Projet Horizon Espoir:Kalaban-Coro pas en marge
Le jeudi 11 juin 2026, le Groupe Scolaire Mamadou Kounta de Kalaban-Coro a servi de cadre pour la tenue du dialogue communautaire organisé par l’Association pour la Défense des Droits des Aide-ménagères (ADDAD-Mali) en partenariat avec le Groupe Pivot Santé Population et l’appui financier du Royaume des Pas Bas, dans le cadre du Projet Horizon Espoir.
Il ressort des constats que malgré l’existence de cadres juridiques nationaux, de services de prise en charge et les centres d’écoutes communautaires et d’autres mécanismes de protection, les jeunes filles migrantes aide-ménagères connaissent peu leurs droits, rencontrent de nombreuses barrières sociales, culturelles et institutionnelles, et recourent très peu aux services de santé sexuelle et reproductive (SR-PF), de protection et d’assistance psychosociale. Aussi le manque de dialogue entre acteurs limite la prévention, la dénonciation et la prise en charge effective des cas.
Face à ces constats, l’ADDAD, en collaboration avec les centres d’écoutes communautaires, a initié des dialogues communautaires afin de créer des espaces inclusifs d’échange et de concertation entre les différents acteurs (leaders communautaires, employeurs, logeuses, jeunes, hommes et femmes, structures de protection), dans l’objectif de favoriser une compréhension commune des enjeux, de renforcer la prévention des VBG et de promouvoir la protection et les droits des aide-ménagères.
C’est dans ce contexte que s’inscrit le projet Horizon Espoir, mis en œuvre par l’Association pour la Défense des Droits des Aide-ménagères (ADDAD-Mali) en partenariat avec le Groupe Pivot Santé Population et l’appui financier du Royaume des Pas Bas.
Le porte-parole du chef de village de Kalaban-Coro, M. Chacka Coulibaly a fait comprendre qu’aucun sacrifice n’est de trop pour accompagner des initiatives du genre. Il a salué les participants pour leur forte mobilisation.
Au nom des Centres d’Ecoutes Communautaires, M. Balamoussa Fofana a insisté sur la multiplication des initiatives du genre dans les différentes localités de notre pays. Il a sollicité la conjugaison des efforts de toutes les parties prenantes pour des résultats concrets.
Les animateurs de l’ADDAD-Mali, Amadou Doumbia et Mme Mallé Salimata Samaké ont donné des explications claires et précises sur les tenants et les aboutissants de leur Organisation, ainsi les droits et les devoirs des aide-ménagères et domestiques et des employeurs.
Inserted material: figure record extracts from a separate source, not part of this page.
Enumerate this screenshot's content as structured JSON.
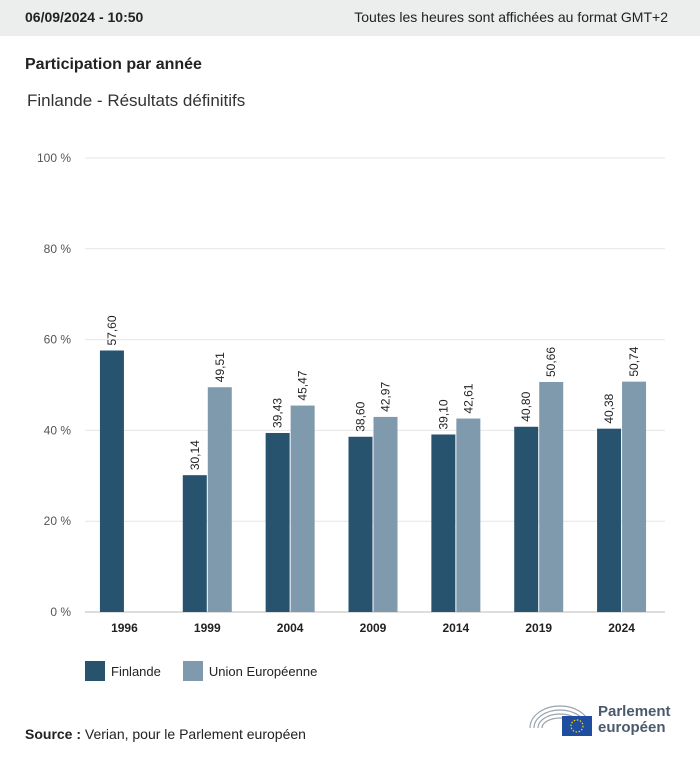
{
  "header": {
    "datetime": "06/09/2024 - 10:50",
    "timezone_note": "Toutes les heures sont affichées au format GMT+2"
  },
  "title": "Participation par année",
  "subtitle": "Finlande - Résultats définitifs",
  "colors": {
    "finlande": "#27536f",
    "ue": "#7f9aad",
    "grid": "#e6e6e6"
  },
  "chart_data": {
    "type": "bar",
    "categories": [
      "1996",
      "1999",
      "2004",
      "2009",
      "2014",
      "2019",
      "2024"
    ],
    "series": [
      {
        "name": "Finlande",
        "values": [
          57.6,
          30.14,
          39.43,
          38.6,
          39.1,
          40.8,
          40.38
        ],
        "labels": [
          "57,60",
          "30,14",
          "39,43",
          "38,60",
          "39,10",
          "40,80",
          "40,38"
        ]
      },
      {
        "name": "Union Européenne",
        "values": [
          null,
          49.51,
          45.47,
          42.97,
          42.61,
          50.66,
          50.74
        ],
        "labels": [
          null,
          "49,51",
          "45,47",
          "42,97",
          "42,61",
          "50,66",
          "50,74"
        ]
      }
    ],
    "ylim": [
      0,
      100
    ],
    "yticks": [
      "0 %",
      "20 %",
      "40 %",
      "60 %",
      "80 %",
      "100 %"
    ],
    "grid": true,
    "legend": "bottom-left"
  },
  "source": {
    "label": "Source :",
    "text": "Verian, pour le Parlement européen"
  },
  "logo": {
    "line1": "Parlement",
    "line2": "européen"
  }
}
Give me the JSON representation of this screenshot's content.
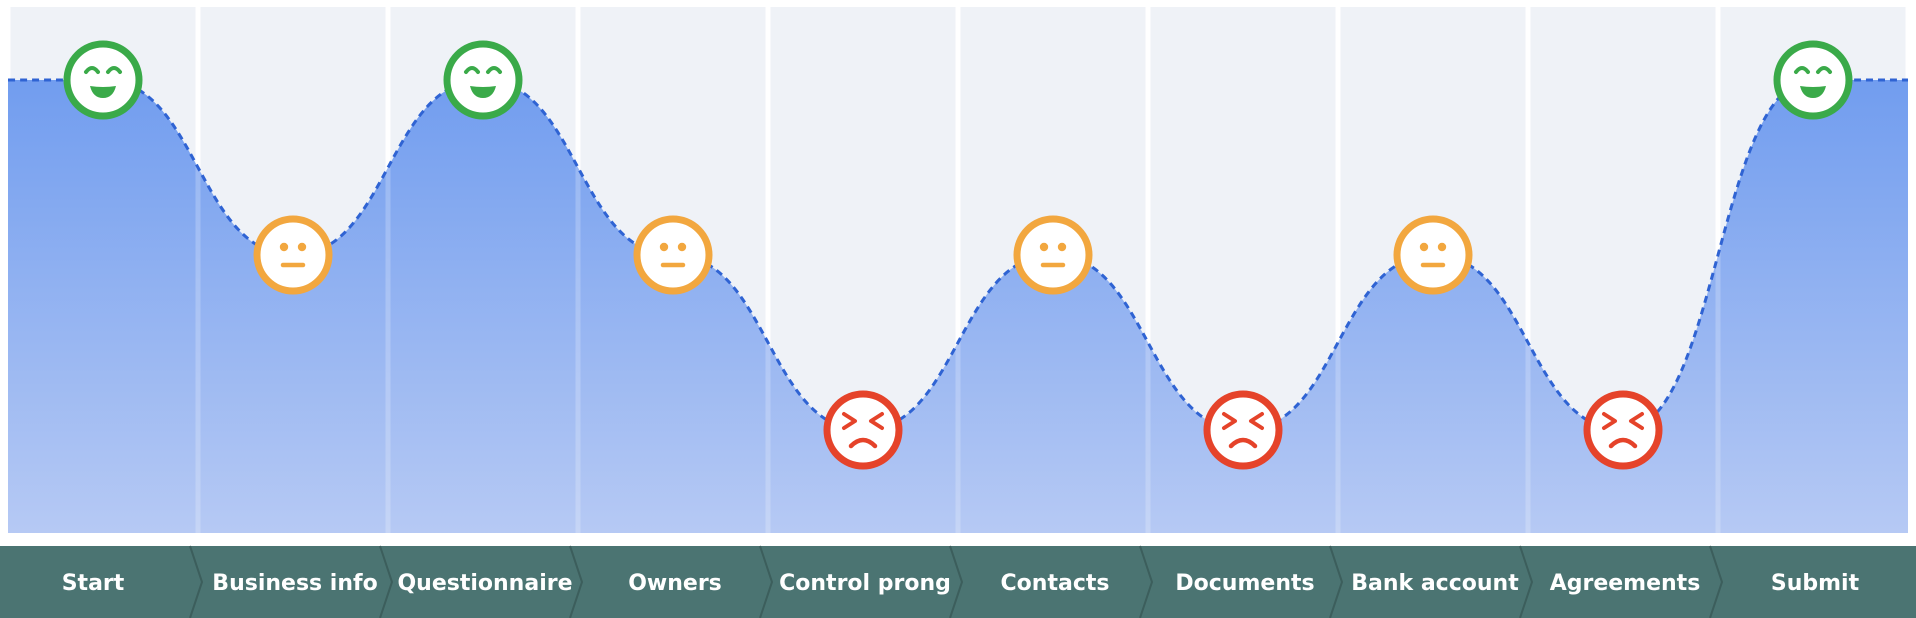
{
  "journey": {
    "colors": {
      "column_bg": "#eff2f7",
      "area_top": "#6595ee",
      "area_bottom": "#b7caf4",
      "curve": "#2f63d3",
      "bar": "#4b7472",
      "bar_edge": "#3c5e5c",
      "happy": "#3aaa49",
      "neutral": "#f2a73f",
      "angry": "#e5432a",
      "face_fill": "#ffffff"
    },
    "steps": [
      {
        "label": "Start",
        "mood": "happy",
        "icon": "happy-face-icon"
      },
      {
        "label": "Business info",
        "mood": "neutral",
        "icon": "neutral-face-icon"
      },
      {
        "label": "Questionnaire",
        "mood": "happy",
        "icon": "happy-face-icon"
      },
      {
        "label": "Owners",
        "mood": "neutral",
        "icon": "neutral-face-icon"
      },
      {
        "label": "Control prong",
        "mood": "angry",
        "icon": "angry-face-icon"
      },
      {
        "label": "Contacts",
        "mood": "neutral",
        "icon": "neutral-face-icon"
      },
      {
        "label": "Documents",
        "mood": "angry",
        "icon": "angry-face-icon"
      },
      {
        "label": "Bank account",
        "mood": "neutral",
        "icon": "neutral-face-icon"
      },
      {
        "label": "Agreements",
        "mood": "angry",
        "icon": "angry-face-icon"
      },
      {
        "label": "Submit",
        "mood": "happy",
        "icon": "happy-face-icon"
      }
    ]
  }
}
La chargée du projet, Mme Gnamè Bagayogo a précisé qu’il s’agit de contribuer à la prévention des violences basées sur le genre et à l’amélioration de la protection des aide-ménagères à Bamako, à travers des dialogues communautaires inclusifs en collaboration avec les centres d’écoutes communautaires.
Le représentant du Développement Social, M. Alassane Diarra pense que des espaces de ce genre permettent aux uns et aux autres de comprendre les droits et les devoirs des aide-ménagères et de ceux qui les emploient. Il a invité les participants à appliquer les leçons apprises et à les partager avec celles et ceux qui n’ont pas eu la chance de prendre part à cette rencontre. Cette occasion a été une opportunité pour M. Diarra d’apprécier les efforts que fournissent l’ADDAD et ses partenaires pour former les aide-ménagères afin qu’elles rencontrent moins de problèmes dans leur parcours migratoire. Pour le représentant du Développement Social, les aide-ménagères qui passent par l’ADDAD rencontrent moins de problèmes grâce aux formations et informations reçues sur le travail. Il a invité l’ADDAD à travailler avec toutes les autres Organisations qui interviennent dans le domaine de la défense des droits des aide-ménagères en vue de mener une lutte commune en faveur de ces couches vulnérables. Pour lui, le respect des droits et des devoirs est une obligation pour les aide-ménagères et leurs employeurs.
M. Diarra a rassuré l’ADDAD et son partenaire, le Royaume des Pas Bas, de l’accompagnement du Développement Social en vue d’alléger les souffrances dont font face les aide-ménagères et domestiques.